10秒後に忘れてしまうマダムK ~忘れてしまう記憶~

ある年のお正月の話。
認知症のマダムKのところに伺った。
年賀状が10枚くらい届いており、マダムKが年賀状を見ていた。
「あら、これは誰からかしら?あ、みっちゃんからだわ」と言って裏返しにして本文を読む。
申年だったので「まぁ、かわいらしいオサルさんがついてる!」と言って、年賀状をまたクルっと裏返しにした。

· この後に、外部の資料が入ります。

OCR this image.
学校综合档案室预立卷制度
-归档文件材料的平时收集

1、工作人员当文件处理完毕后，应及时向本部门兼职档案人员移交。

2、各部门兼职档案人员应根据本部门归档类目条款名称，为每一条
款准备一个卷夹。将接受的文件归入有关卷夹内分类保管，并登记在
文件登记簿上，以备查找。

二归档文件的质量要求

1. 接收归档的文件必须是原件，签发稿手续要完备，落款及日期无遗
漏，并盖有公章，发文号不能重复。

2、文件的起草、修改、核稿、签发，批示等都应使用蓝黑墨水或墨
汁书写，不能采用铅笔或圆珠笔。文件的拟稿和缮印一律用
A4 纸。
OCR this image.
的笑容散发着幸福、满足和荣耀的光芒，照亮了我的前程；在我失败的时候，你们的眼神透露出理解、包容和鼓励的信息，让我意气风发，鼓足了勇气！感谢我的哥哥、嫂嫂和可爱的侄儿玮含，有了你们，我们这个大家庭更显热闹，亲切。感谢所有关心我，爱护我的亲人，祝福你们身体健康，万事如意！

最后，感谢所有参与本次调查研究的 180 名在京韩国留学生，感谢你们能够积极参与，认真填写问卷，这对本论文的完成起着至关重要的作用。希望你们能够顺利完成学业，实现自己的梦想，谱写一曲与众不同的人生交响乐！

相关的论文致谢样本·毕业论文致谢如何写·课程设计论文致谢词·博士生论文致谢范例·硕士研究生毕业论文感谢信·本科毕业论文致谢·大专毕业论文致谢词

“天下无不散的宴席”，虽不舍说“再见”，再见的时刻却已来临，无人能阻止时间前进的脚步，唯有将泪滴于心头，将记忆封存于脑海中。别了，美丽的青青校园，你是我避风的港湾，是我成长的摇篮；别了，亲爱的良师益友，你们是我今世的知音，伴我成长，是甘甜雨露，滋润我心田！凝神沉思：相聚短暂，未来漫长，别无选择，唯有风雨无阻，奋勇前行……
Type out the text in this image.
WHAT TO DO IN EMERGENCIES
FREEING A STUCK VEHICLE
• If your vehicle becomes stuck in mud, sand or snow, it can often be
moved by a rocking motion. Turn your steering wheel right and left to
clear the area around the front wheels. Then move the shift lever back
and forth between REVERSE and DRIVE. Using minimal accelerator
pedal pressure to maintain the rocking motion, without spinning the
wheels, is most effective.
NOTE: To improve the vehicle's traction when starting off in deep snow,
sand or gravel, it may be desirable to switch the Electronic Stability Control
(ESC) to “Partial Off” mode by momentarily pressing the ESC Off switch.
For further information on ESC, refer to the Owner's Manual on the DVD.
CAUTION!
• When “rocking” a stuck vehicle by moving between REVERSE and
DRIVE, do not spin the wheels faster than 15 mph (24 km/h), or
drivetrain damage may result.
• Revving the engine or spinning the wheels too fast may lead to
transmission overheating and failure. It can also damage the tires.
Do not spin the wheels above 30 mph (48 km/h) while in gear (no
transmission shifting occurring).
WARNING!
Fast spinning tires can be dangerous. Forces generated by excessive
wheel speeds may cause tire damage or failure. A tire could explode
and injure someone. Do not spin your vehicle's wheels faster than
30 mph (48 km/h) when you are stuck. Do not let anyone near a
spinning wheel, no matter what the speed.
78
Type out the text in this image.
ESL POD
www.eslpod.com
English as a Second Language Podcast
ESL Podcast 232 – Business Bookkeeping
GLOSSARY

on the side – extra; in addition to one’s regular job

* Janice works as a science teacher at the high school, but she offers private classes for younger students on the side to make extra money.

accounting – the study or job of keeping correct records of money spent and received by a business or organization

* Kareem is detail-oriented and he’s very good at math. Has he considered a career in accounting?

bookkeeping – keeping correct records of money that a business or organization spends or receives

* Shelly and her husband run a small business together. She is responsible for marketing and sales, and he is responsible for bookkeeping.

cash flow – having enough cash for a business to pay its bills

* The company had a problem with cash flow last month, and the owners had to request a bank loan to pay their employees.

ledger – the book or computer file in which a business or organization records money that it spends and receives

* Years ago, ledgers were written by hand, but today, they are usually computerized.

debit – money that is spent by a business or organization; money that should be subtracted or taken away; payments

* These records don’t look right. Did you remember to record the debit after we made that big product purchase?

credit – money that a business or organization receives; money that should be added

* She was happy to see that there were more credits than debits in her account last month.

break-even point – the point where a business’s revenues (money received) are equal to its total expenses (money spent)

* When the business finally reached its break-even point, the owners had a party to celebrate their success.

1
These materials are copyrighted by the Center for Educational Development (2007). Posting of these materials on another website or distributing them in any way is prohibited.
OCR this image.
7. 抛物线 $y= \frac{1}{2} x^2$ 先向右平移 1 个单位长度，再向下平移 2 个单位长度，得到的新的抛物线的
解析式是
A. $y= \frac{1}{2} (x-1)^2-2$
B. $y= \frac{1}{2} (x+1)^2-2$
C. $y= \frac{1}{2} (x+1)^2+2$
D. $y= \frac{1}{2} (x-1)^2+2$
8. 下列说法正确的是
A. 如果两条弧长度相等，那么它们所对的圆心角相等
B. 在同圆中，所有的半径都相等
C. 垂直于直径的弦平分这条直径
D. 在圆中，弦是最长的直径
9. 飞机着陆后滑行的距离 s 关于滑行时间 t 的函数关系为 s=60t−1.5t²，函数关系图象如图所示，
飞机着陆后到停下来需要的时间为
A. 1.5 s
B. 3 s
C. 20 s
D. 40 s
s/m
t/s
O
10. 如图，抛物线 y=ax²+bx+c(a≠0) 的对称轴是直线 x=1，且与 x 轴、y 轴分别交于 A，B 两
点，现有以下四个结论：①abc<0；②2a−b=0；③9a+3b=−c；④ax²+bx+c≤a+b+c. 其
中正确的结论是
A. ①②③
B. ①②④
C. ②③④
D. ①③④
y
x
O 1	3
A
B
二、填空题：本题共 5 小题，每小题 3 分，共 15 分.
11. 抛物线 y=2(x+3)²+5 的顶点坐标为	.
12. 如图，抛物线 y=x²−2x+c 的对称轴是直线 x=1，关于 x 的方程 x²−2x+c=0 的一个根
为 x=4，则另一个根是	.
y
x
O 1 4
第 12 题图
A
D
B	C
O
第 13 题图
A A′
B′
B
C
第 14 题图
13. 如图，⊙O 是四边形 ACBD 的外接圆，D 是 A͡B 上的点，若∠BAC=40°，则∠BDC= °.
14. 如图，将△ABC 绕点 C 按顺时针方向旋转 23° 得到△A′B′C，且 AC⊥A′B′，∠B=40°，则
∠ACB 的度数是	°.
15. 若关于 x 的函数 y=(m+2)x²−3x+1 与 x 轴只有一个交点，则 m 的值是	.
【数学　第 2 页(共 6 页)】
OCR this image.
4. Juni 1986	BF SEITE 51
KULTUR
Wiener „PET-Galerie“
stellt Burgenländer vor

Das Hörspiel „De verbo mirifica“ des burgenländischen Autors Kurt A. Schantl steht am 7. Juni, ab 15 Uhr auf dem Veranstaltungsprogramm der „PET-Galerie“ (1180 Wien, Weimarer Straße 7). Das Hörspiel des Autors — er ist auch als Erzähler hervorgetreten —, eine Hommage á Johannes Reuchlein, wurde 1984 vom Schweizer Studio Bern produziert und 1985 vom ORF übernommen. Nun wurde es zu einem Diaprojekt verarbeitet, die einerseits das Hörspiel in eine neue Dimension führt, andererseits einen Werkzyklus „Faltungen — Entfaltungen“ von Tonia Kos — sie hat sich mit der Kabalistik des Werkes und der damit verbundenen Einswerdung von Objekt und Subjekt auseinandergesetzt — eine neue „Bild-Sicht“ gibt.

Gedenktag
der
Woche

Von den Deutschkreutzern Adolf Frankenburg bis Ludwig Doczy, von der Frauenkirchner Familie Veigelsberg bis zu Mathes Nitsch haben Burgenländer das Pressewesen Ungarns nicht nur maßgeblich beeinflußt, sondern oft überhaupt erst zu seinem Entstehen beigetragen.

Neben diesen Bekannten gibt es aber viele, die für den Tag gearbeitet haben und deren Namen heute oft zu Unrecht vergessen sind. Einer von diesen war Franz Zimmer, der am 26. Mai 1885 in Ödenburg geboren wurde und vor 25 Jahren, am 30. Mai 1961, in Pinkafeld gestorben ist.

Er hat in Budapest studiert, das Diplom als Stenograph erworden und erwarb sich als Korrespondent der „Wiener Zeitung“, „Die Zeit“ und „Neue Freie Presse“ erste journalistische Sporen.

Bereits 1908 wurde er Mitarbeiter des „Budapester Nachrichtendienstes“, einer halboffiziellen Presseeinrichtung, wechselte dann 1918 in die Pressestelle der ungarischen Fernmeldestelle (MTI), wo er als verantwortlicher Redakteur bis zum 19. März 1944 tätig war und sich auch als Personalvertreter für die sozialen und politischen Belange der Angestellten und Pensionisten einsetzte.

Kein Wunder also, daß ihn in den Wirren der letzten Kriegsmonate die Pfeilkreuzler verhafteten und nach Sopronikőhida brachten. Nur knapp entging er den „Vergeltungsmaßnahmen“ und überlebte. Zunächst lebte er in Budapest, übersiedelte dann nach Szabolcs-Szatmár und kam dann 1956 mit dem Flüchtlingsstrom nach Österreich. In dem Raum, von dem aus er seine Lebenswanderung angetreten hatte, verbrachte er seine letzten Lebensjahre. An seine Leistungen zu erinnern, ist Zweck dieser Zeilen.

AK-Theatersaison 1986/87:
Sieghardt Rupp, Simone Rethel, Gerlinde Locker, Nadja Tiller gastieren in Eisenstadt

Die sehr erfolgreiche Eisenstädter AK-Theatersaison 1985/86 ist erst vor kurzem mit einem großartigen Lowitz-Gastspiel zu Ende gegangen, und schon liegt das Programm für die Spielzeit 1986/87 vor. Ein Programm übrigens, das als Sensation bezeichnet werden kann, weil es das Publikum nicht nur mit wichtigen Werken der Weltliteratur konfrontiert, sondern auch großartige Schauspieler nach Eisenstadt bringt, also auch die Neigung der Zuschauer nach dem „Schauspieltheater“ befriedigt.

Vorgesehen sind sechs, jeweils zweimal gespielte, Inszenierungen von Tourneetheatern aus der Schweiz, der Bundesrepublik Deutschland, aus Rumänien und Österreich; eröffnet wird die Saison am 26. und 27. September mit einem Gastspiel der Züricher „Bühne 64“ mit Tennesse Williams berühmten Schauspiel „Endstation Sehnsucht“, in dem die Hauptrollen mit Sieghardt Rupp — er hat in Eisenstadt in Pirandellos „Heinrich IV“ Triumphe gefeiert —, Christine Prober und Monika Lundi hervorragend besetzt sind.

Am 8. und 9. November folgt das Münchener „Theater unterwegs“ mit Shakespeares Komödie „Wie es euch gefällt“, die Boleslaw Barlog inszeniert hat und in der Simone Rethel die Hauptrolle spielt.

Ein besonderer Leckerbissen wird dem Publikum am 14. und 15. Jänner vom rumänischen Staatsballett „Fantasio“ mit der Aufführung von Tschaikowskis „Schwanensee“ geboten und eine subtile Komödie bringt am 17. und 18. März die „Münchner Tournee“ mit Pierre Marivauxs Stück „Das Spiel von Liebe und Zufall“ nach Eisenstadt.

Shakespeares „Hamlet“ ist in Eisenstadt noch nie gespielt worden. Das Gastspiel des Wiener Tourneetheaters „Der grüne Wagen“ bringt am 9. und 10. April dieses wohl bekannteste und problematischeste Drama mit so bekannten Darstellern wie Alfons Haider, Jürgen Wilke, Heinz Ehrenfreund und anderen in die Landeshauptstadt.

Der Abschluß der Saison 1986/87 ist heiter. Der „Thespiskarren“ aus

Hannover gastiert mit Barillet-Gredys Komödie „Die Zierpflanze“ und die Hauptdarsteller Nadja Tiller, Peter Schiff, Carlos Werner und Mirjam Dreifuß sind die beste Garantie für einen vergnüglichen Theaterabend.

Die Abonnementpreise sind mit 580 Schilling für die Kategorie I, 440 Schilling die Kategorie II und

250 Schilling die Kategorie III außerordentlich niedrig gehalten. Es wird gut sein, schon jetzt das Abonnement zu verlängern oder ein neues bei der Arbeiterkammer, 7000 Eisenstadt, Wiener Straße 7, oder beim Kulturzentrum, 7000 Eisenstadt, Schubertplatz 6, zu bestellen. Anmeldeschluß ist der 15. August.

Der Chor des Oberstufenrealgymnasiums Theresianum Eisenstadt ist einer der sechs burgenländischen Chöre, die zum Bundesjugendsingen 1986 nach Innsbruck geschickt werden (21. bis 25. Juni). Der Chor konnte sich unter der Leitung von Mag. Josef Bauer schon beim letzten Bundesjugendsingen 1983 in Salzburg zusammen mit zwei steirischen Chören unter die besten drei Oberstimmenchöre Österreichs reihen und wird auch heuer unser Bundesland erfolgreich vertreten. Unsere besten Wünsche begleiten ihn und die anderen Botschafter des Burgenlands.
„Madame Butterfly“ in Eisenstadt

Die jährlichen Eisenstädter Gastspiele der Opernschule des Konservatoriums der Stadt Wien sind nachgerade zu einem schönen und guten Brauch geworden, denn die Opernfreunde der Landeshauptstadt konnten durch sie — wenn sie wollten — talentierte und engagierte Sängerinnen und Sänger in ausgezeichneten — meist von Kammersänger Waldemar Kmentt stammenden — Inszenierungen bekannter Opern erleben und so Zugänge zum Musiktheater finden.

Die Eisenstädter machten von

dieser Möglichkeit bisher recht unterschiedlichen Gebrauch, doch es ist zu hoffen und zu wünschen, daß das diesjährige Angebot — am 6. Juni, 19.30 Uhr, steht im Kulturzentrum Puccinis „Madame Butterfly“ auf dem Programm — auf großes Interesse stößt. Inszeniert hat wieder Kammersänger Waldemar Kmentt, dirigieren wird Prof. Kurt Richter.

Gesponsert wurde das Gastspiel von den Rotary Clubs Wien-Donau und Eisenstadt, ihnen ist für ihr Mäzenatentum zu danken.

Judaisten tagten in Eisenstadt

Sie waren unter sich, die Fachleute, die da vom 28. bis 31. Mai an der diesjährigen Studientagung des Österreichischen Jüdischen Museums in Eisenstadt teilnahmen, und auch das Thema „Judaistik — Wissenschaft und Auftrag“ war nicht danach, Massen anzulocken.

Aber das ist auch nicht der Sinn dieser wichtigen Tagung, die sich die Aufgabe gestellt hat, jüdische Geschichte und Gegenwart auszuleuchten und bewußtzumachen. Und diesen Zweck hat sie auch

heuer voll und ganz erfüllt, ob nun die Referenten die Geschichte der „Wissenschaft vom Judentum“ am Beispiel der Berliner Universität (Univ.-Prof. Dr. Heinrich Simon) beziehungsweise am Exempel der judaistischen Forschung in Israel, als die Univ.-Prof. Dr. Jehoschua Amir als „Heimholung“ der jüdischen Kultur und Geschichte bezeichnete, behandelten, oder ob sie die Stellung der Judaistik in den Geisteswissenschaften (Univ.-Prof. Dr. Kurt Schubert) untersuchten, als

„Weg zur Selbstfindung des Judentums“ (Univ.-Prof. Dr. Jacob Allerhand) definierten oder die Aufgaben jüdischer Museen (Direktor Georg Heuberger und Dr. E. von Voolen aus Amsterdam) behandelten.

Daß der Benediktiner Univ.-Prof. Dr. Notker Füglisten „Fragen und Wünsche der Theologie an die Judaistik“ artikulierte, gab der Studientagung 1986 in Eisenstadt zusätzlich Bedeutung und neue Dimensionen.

「あら、これは誰からかしら?あ、みっちゃんからだわ。へー、懐かしい!」と言って裏返しにする。
「まぁ、かわいらしいオサルさんがついてる!」・・・・・・(つづく)


マダムKは、これを5回繰り返した。
途中で話題を変えて遮ろうとしたけど、裏が見たかったのだろう。
中々、止まらなかった。


年賀状を裏返しにするたびに10秒前の記憶は完全に消し去り、新鮮な感動が生まれているようだった。
そして、懐かしいみっちゃんからの年賀状をその都度、とても嬉しそうに喜んだ。
私が帰った後も何度も同じことをされていたかもしれない。

認知症で短期記憶障害があるかたは、多い。
こんな光景をご家族がみたら悲しい気持ちになるのかもしれない。
お仕事もバリバリこなしていた日々を目にしていたご家族にとって、このギャップは、辛いだろう。
なんで?なんで?と思ってしまうだろう。
きっと私も家族の立場なら同じように思うことだろう。

と思う一方で、純粋に一瞬、きれいだと感動したり、懐かしい気持ちに新鮮に浸れていることも凄いと思った。
一日のうち何回、感動を味わえているのだろう。

奮発して旅行に連れて行ってもすぐに忘れてしまい無意味に感じることもあるかもしれない。
でも、2月16日〈実は、認知症の人には、ちゃんと伝わっていた!〉のブログを思い出して頂きたい。
表面的には忘れているように見えても魂の部分ではちゃんと知っていることを。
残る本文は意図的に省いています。